You'll need to use the quadratic formula on that one. Or, completing the square,

8x^2+2x-4 = 0
8(x^2 + x/4) = 4
8(x^2 + x/4 + 1/64) = 4 + 8/64
8(x + 1/8)^2 = 4 + 1/8
(x + 1/8)^2 = 33/64
x + 1/8 = ±√33 / 8
x = -1/8 ±√33/8
x = (-1±√33)/8

To solve the quadratic equation 8x^2 + 2x - 4 = 0, completing the square is a valid method. Let me guide you step-by-step through the process:

1. Start with the quadratic equation: 8x^2 + 2x - 4 = 0.

2. First, divide the entire equation by the coefficient of x^2, which is 8. This step will simplify the equation: x^2 + (2/8)x - (4/8) = 0.

3. Simplifying further, we get: x^2 + (1/4)x - (1/2) = 0.

4. Now, we want to complete the square. To do this, we take half the coefficient of x and square it. In this equation, the coefficient of x is (1/4). Half of (1/4) is (1/8), and when squared, it becomes (1/64).

5. Add (1/64) to both sides of the equation. This maintains the equality: x^2 + (1/4)x - (1/2) + (1/64) = (1/64).

6. To simplify the left side of the equation, factor the quadratic expression. In this case, it factors to: (x + 1/8)^2 - (33/64) = (1/64).

7. Next, move the constant term to the right side of the equation: (x + 1/8)^2 = (1/64) + (33/64).

8. Combining the fractions on the right side, we have: (x + 1/8)^2 = (34/64).

9. Simplify the fractions: (x + 1/8)^2 = (17/32).

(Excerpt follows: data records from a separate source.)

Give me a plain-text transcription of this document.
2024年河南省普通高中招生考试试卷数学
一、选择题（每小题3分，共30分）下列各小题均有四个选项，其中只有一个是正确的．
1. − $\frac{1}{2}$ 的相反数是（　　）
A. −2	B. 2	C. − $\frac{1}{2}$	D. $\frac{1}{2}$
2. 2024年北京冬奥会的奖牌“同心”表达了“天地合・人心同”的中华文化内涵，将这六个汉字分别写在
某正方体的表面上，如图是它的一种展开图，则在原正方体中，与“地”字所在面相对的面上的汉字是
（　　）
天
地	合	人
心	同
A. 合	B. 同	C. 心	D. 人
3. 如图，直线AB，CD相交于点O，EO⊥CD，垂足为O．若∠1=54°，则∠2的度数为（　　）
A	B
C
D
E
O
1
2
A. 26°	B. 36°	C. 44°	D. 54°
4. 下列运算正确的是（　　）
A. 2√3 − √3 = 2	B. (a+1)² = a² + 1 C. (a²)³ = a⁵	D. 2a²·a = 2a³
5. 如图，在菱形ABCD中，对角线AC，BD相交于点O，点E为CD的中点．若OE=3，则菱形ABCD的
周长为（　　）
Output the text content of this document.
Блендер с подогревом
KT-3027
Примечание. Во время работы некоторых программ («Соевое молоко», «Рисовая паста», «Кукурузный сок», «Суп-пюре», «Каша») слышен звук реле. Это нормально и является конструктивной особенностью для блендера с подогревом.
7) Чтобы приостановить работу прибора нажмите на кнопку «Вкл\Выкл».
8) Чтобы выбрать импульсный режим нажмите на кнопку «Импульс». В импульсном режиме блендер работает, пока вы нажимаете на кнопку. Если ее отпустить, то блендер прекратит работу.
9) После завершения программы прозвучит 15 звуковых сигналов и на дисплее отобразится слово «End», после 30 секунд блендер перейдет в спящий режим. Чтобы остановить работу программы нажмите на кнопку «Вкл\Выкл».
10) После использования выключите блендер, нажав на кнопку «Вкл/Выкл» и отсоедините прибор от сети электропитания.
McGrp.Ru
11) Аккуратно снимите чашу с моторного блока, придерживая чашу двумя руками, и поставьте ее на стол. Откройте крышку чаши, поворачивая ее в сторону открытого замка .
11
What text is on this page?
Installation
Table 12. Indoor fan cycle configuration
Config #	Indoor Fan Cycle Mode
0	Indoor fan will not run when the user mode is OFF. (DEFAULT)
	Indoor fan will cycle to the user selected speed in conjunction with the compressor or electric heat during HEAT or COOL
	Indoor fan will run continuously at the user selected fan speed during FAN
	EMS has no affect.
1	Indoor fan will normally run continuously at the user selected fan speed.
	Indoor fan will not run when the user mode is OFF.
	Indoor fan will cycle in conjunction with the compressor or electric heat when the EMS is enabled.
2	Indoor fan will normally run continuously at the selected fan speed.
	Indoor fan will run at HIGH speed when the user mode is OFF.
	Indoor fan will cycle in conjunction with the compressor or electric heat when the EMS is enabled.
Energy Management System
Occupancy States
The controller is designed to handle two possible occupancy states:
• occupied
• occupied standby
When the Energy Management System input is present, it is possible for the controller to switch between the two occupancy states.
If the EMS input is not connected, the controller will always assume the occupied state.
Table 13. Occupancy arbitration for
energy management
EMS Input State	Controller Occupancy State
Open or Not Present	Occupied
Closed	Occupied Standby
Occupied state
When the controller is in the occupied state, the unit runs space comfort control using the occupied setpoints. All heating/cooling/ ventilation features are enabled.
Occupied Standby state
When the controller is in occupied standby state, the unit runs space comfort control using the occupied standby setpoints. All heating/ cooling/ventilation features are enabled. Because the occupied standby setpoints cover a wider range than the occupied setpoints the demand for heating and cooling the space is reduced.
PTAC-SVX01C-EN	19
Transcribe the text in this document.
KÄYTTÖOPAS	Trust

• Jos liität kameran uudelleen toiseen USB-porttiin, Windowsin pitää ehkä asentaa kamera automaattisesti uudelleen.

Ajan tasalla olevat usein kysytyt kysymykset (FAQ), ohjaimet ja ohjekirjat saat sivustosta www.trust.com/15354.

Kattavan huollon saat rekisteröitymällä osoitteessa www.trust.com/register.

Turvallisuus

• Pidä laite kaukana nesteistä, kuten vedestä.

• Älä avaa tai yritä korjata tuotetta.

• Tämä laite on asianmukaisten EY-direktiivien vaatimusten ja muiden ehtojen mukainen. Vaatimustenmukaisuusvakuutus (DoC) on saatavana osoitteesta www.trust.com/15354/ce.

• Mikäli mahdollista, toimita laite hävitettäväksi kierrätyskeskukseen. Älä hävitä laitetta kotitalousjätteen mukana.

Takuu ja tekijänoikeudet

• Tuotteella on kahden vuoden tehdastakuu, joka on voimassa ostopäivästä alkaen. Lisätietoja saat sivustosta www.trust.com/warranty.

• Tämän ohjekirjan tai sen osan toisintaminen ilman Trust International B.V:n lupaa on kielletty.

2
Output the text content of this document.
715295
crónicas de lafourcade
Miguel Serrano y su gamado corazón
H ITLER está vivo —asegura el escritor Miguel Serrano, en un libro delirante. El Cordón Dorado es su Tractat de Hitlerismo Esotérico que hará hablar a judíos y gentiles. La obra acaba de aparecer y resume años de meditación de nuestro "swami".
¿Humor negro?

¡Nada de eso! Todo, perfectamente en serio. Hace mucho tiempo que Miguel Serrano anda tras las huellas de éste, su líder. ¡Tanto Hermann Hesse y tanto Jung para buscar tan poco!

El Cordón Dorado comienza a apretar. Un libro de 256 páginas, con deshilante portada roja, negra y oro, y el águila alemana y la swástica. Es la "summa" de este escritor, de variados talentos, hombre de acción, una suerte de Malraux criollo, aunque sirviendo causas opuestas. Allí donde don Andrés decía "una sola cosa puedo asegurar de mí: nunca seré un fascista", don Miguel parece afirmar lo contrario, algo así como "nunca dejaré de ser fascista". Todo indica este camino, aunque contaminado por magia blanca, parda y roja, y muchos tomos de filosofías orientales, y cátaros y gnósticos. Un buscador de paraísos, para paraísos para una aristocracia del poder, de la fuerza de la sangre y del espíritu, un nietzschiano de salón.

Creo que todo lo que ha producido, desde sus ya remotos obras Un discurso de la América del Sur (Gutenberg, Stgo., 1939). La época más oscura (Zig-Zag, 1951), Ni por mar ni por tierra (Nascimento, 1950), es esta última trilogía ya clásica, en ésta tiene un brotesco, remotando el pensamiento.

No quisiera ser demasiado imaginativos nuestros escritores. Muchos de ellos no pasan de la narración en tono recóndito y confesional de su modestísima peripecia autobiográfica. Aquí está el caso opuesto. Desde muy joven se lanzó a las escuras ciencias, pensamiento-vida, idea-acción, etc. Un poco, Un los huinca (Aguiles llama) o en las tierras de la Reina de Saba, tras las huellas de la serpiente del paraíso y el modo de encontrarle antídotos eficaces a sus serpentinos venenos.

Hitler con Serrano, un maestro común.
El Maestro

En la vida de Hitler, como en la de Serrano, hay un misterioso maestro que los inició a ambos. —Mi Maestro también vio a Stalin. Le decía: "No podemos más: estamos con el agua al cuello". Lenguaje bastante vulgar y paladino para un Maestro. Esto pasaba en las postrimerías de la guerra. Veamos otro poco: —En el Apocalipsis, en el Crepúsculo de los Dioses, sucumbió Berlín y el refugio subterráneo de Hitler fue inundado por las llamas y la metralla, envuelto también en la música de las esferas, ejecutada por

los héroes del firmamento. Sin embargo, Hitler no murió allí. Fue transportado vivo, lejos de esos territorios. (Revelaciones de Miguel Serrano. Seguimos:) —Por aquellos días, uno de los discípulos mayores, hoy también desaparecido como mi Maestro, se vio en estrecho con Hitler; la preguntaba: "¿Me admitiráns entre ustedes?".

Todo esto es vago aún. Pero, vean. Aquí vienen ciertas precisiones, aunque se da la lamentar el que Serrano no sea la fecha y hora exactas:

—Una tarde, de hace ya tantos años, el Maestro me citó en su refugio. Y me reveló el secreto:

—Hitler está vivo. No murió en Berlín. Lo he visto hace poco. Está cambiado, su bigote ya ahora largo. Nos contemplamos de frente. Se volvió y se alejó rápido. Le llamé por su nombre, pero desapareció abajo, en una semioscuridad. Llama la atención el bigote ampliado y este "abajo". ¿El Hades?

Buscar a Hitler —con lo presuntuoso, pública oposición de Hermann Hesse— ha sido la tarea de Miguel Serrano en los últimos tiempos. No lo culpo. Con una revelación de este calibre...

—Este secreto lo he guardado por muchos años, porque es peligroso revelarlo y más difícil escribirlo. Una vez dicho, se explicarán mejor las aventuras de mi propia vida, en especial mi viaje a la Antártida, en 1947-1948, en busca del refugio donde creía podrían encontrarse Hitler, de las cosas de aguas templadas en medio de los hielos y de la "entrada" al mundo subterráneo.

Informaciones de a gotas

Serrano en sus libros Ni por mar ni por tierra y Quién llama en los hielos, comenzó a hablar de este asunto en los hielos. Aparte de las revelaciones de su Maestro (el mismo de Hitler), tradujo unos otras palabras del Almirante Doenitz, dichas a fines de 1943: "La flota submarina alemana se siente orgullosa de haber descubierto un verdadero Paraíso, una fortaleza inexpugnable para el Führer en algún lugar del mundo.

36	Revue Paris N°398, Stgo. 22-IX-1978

10. Now, take the square root of both sides of the equation: √[(x + 1/8)^2] = ±√(17/32).

11. Removing the square root on the left side gives: x + 1/8 = ±√(17/32).

12. Subtract 1/8 from both sides: x = -1/8 ±√(17/32).

13. Finally, simplify the expression by multiplying the fraction: x = (-1 ± 2√17) / 8.

Therefore, the solution to the equation 8x^2 + 2x - 4 = 0 is x = (-1 ± 2√17) / 8.